The girls' pace had slowed -- more from exhaustion than because of the snow, but still they placed one foot in front of the other; either stoic or foolhardy in nature. Ella was too numb to think about it.
"My feet hurt," Emmy finally said, her voice muffled behind her scarf. Ella looked down at her beloved little sister as they trudged through the snow and worried about the younger girl's ashen skin and empty eyes; she looked heavily in the throes of shock -- both emotional and physical. Ella too felt the cold stabbings of frostbite in her feet with each wobbly step she took. Try as they might to keep their feet dry, it was inevitable that snow would eventually spill over their boot tops and seep into their stockings.
She nodded and put her bare hand on Emmy's cheek, "I know, sweetheart, but we've got to keep going. I want to make Curth before nightfall." Ella couldn't bring herself to tell Emmy she had no idea where they were. It was Ella's belief that they had somehow overshot Curth and were currently wandering aimlessly through the woods. She was desperate to find a road or a stream they might follow to civilization, but it was beginning to look futile.
She stuffed her hands back into her pockets, having yesterday decided to relinquish her mittens to her sister. She refused to admit to herself that her fingers were beginning to tingle with the early stages of frostbite as well. She wiggled her fingers inside her pockets to keep the circulation flowing as best she could.

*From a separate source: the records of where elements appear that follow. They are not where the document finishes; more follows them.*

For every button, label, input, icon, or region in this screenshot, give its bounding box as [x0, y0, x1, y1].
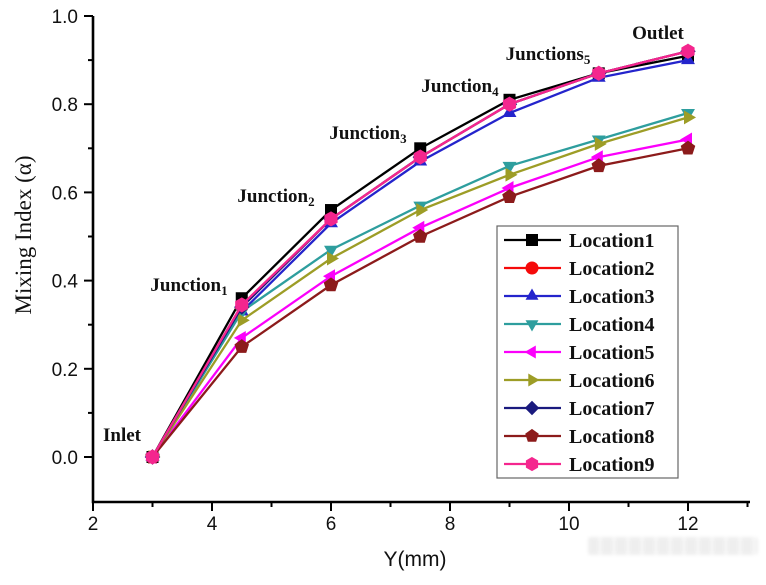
triangle-right-marker — [505, 167, 518, 182]
annotation-junction2: Junction2 — [237, 186, 314, 209]
legend-item-location7: Location7 — [504, 398, 655, 420]
y-tick-label: 1.0 — [52, 7, 78, 28]
hexagon-marker — [681, 43, 695, 59]
x-tick-label: 4 — [207, 514, 218, 535]
series-location6 — [148, 110, 697, 464]
annotation-junction3: Junction3 — [329, 123, 407, 146]
pentagon-marker — [413, 228, 428, 243]
pentagon-marker — [680, 140, 696, 155]
legend-item-location8: Location8 — [504, 426, 655, 448]
legend-item-location9: Location9 — [504, 454, 655, 476]
legend-label: Location5 — [569, 342, 655, 364]
triangle-right-marker — [528, 373, 540, 387]
legend-label: Location3 — [569, 286, 655, 308]
x-tick-label: 12 — [677, 514, 698, 535]
y-tick-label: 0.4 — [52, 272, 79, 293]
y-tick-label: 0.6 — [52, 183, 78, 204]
hexagon-marker — [413, 149, 427, 165]
hexagon-marker — [235, 297, 249, 313]
triangle-down-marker — [324, 245, 338, 258]
triangle-down-marker — [525, 320, 539, 332]
pentagon-marker — [525, 428, 539, 442]
legend-label: Location8 — [569, 426, 655, 448]
diamond-marker — [524, 400, 540, 416]
series-location9 — [145, 43, 695, 465]
annotation-outlet: Outlet — [632, 23, 684, 44]
pentagon-marker — [234, 339, 249, 353]
x-tick-label: 6 — [326, 514, 337, 535]
triangle-right-marker — [327, 251, 340, 266]
triangle-right-marker — [684, 110, 697, 125]
hexagon-marker — [592, 65, 606, 81]
legend-label: Location9 — [569, 454, 655, 476]
x-tick-label: 8 — [445, 514, 456, 535]
legend-item-location3: Location3 — [504, 286, 655, 308]
pentagon-marker — [502, 189, 517, 203]
annotation-junctions5: Junctions5 — [506, 44, 591, 67]
legend-label: Location2 — [569, 258, 655, 280]
legend-item-location1: Location1 — [504, 230, 655, 252]
circle-marker — [525, 261, 539, 275]
hexagon-marker — [324, 211, 338, 227]
triangle-left-marker — [524, 345, 536, 359]
triangle-right-marker — [416, 203, 429, 217]
legend-label: Location4 — [569, 314, 655, 336]
x-axis-title: Y(mm) — [383, 548, 447, 571]
y-tick-label: 0.0 — [52, 448, 78, 469]
annotation-junction1: Junction1 — [150, 275, 227, 298]
annotation-inlet: Inlet — [103, 425, 142, 446]
annotation-junction4: Junction4 — [421, 76, 499, 99]
triangle-right-marker — [237, 313, 250, 328]
y-tick-label: 0.8 — [52, 95, 78, 116]
hexagon-marker — [525, 456, 539, 472]
pentagon-marker — [591, 158, 606, 173]
legend-item-location2: Location2 — [504, 258, 655, 280]
legend-item-location6: Location6 — [504, 370, 655, 392]
legend-item-location4: Location4 — [504, 314, 655, 336]
legend-label: Location7 — [569, 398, 655, 420]
triangle-down-marker — [502, 161, 517, 174]
hexagon-marker — [502, 96, 517, 112]
y-tick-label: 0.2 — [52, 360, 78, 381]
triangle-right-marker — [594, 136, 607, 151]
x-tick-label: 10 — [558, 514, 579, 535]
legend-label: Location1 — [569, 230, 655, 252]
legend: Location1 Location2 Location3 Location4 Loca… — [496, 225, 679, 479]
pentagon-marker — [323, 277, 339, 292]
legend-label: Location6 — [569, 370, 655, 392]
hexagon-marker — [145, 449, 160, 465]
watermark — [588, 537, 758, 555]
y-axis-title: Mixing Index (α) — [11, 155, 36, 315]
triangle-up-marker — [525, 288, 539, 300]
legend-item-location5: Location5 — [504, 342, 655, 364]
square-marker — [526, 234, 538, 246]
x-tick-label: 2 — [88, 514, 99, 535]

Soon they came upon a clearing, not large enough to be called a field, but nonetheless an open space which allowed the girls a chance to take in their surroundings. The bright sunshine which glared off the snow made Ella squint and shade her eyes with one hand as she looked around. Ahead of the two girls was a good-sized hill, one that Ella estimated might take them a couple of hours to ascend. To their left, the slope dropped down into a gully where the soft sounds of a trickling stream rose up to their ears.
Ella bit her lip and weighed their options. On the one hand, the stream might lead to civilization. Plus there might be game nearby a water source, which appealed to her empty stomach, which had long ago ceased rumbling with hunger pangs.
On the other hand, she had no idea where the stream led -- if anywhere at all, and they had no way of catching or killing any game. Cresting that hill might be a catastrophic waste of time, but would give them an outstanding view in all directions, where they were sure to see signs of life.
Ella sighed and nodded toward the hill, "Let's go up. We can see much better from up there."
She waited for a protest from her exhausted sister, but Emmy simply began walking wordlessly toward the hill.
Ella rushed to catch up, "What do you think, kiddo? Isn't this a good idea... or do you have another one?"
Emmy was silent as she walked.
Ella tried again, "I'd like to hear your thoughts, Emmy."
Emmy's response was nearly swallowed by the trees, "Let's just go."